特有の細長いギザギザの葉っぱとその中心から生えるこれまた細長い
柔らかい緑にさらに柔らかい黄色が点々とつくその様子は、もしこれが広大な野原に群生していて、それを遠目から見ていたとすれば、心地よい春の訪れを感じさせてくれたこと間違いなしである。
しかしここにいるのは無作法に伸びきった二株だけ。しかも、数は多いが一つ一つの花が米粒サイズのため貧相な印象がぬぐえない。
「これは、違うよな」
独り言を少し大きめの声で言ってみる。もちろん、今日は部活が休みで誰もいないのをわかったうえだ。
二段階予想が外れた。
まず一つ、もともとは冬にも育つ食べ方も豊富な野菜を植えたかった。水菜という選択は順当だろう。鍋でもすればいいと思ったのだ。
しかし実際鍋をしたのは一回だけ。一緒に育てた小ぶりな大根と白菜がなくなると、水菜のためにほかの食材を調達する気にはなれなかった。そして、鍋以外の消費方法が出てこなかった。
そうこうしている間に気温が上がり、葉のつかない茎がするすると生えて細丸の蕾ができ上った。いわゆる薹が立ってしまったのである。
食べてもおいしくなさそうだし、もうなすがまま花を咲かせた方がいいのではないか。これが二つ目の予想。

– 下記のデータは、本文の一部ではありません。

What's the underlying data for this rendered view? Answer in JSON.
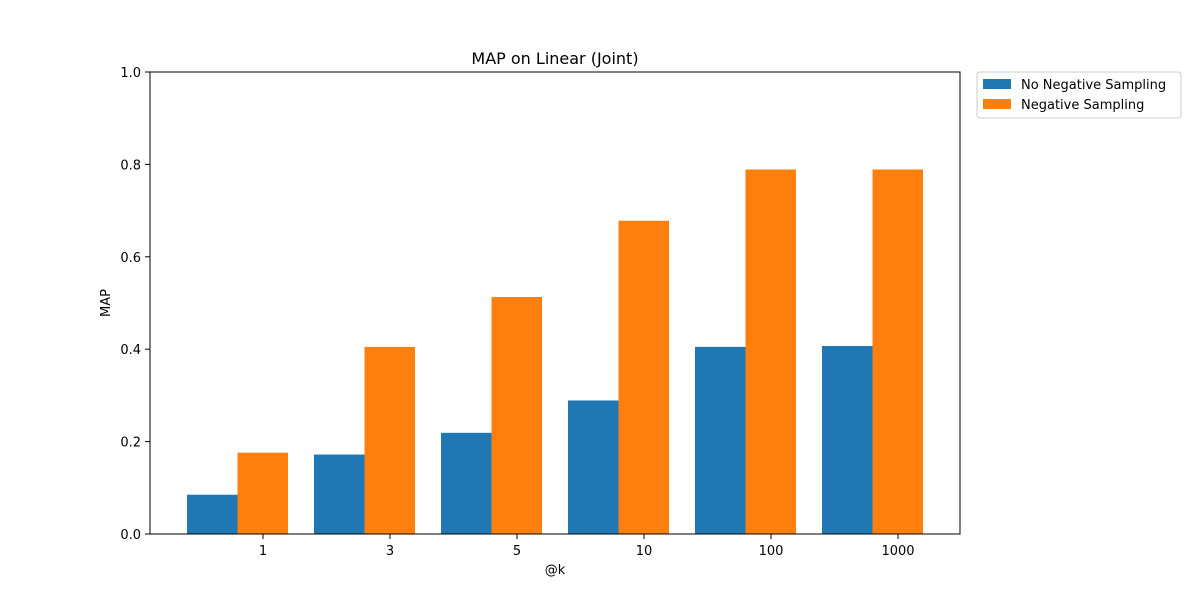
{
  "chart_data": {
    "type": "bar",
    "title": "MAP on Linear (Joint)",
    "xlabel": "@k",
    "ylabel": "MAP",
    "categories": [
      "1",
      "3",
      "5",
      "10",
      "100",
      "1000"
    ],
    "series": [
      {
        "name": "No Negative Sampling",
        "values": [
          0.085,
          0.172,
          0.219,
          0.289,
          0.405,
          0.407
        ]
      },
      {
        "name": "Negative Sampling",
        "values": [
          0.176,
          0.405,
          0.513,
          0.678,
          0.789,
          0.789
        ]
      }
    ],
    "ylim": [
      0,
      1.0
    ],
    "yticks": [
      0.0,
      0.2,
      0.4,
      0.6,
      0.8,
      1.0
    ],
    "ytick_labels": [
      "0.0",
      "0.2",
      "0.4",
      "0.6",
      "0.8",
      "1.0"
    ],
    "grid": false,
    "legend_position": "outside-top-right",
    "colors": [
      "#1f77b4",
      "#ff7f0e"
    ]
  }
}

調べると水菜の花もおおよそ菜の花が咲くらしい。菜の花なんてけっこう雑な名前で、本当はアブラナの花をいうのだが、近縁の小松菜もほうれん草もブロッコリーだってほぼ同じ花を咲かせる。とりあえず僕には見分けがつかない。
花より団子の我が部の方針とは異なる。それでもいやいや食べるよりもステキな結果になるのではないか。
そんな議論が園芸部内であったというほどでもないのだが、結論としてはそのまま水菜は育ち続けた。

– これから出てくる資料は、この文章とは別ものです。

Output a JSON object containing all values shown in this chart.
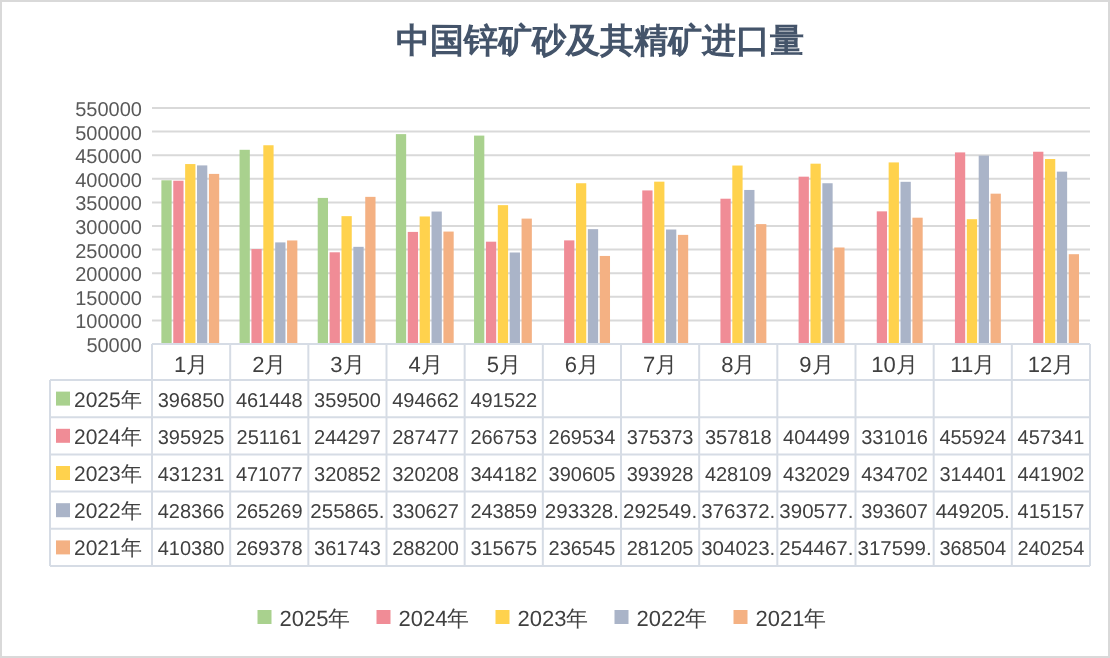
{
  "chart_data": {
    "type": "bar",
    "title": "中国锌矿砂及其精矿进口量",
    "categories": [
      "1月",
      "2月",
      "3月",
      "4月",
      "5月",
      "6月",
      "7月",
      "8月",
      "9月",
      "10月",
      "11月",
      "12月"
    ],
    "ylim": [
      50000,
      550000
    ],
    "yticks": [
      50000,
      100000,
      150000,
      200000,
      250000,
      300000,
      350000,
      400000,
      450000,
      500000,
      550000
    ],
    "grid": "y",
    "legend": "bottom",
    "series": [
      {
        "name": "2025年",
        "color": "#a9d18e",
        "values": [
          396850,
          461448,
          359500,
          494662,
          491522,
          null,
          null,
          null,
          null,
          null,
          null,
          null
        ],
        "value_labels": [
          "396850",
          "461448",
          "359500",
          "494662",
          "491522",
          null,
          null,
          null,
          null,
          null,
          null,
          null
        ]
      },
      {
        "name": "2024年",
        "color": "#f08c96",
        "values": [
          395925,
          251161,
          244297,
          287477,
          266753,
          269534,
          375373,
          357818,
          404499,
          331016,
          455924,
          457341
        ],
        "value_labels": [
          "395925",
          "251161",
          "244297",
          "287477",
          "266753",
          "269534",
          "375373",
          "357818",
          "404499",
          "331016",
          "455924",
          "457341"
        ]
      },
      {
        "name": "2023年",
        "color": "#ffd24d",
        "values": [
          431231,
          471077,
          320852,
          320208,
          344182,
          390605,
          393928,
          428109,
          432029,
          434702,
          314401,
          441902
        ],
        "value_labels": [
          "431231",
          "471077",
          "320852",
          "320208",
          "344182",
          "390605",
          "393928",
          "428109",
          "432029",
          "434702",
          "314401",
          "441902"
        ]
      },
      {
        "name": "2022年",
        "color": "#aab4c8",
        "values": [
          428366,
          265269,
          255865,
          330627,
          243859,
          293328,
          292549,
          376372,
          390577,
          393607,
          449205,
          415157
        ],
        "value_labels": [
          "428366",
          "265269",
          "255865.",
          "330627",
          "243859",
          "293328.",
          "292549.",
          "376372.",
          "390577.",
          "393607",
          "449205.",
          "415157"
        ]
      },
      {
        "name": "2021年",
        "color": "#f4b183",
        "values": [
          410380,
          269378,
          361743,
          288200,
          315675,
          236545,
          281205,
          304023,
          254467,
          317599,
          368504,
          240254
        ],
        "value_labels": [
          "410380",
          "269378",
          "361743",
          "288200",
          "315675",
          "236545",
          "281205",
          "304023.",
          "254467.",
          "317599.",
          "368504",
          "240254"
        ]
      }
    ]
  }
}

そして今、花瓶に差せば春の訪れを告げてくれるような花に、ならなかった。菜の花畑とは数の暴力であったことがよくわかる。
でもまあ、菜の花には違いないし、咲いてくれたのだから文句は言うまい。
スマホを取り出して写真を撮ってみる。
三割減といったところか。ただでさえ貧相なのに暗いし小さいしまるで映えない。多少いじくろうか。
五分ほどで加工アプリには飽きた。限界が思ったよりも近いところにあった。というか、昨日インストールしたばかりでこれ以上どういじくればいいのかはわからない。
スマホをポケットに押し込みじょうろを温室へ放り込むと、コンクリートブロックの上に置いていたカバンとコートを小脇に抱えた。
朝にしろ夕方にしろ、もうコートは単なる荷物になったしまった。自転車がこぎにくくてかなわない。
さて、今日はどんな報告をしようか。
決まっている。なにを置いても、新入部員二人の紹介をしなければならない。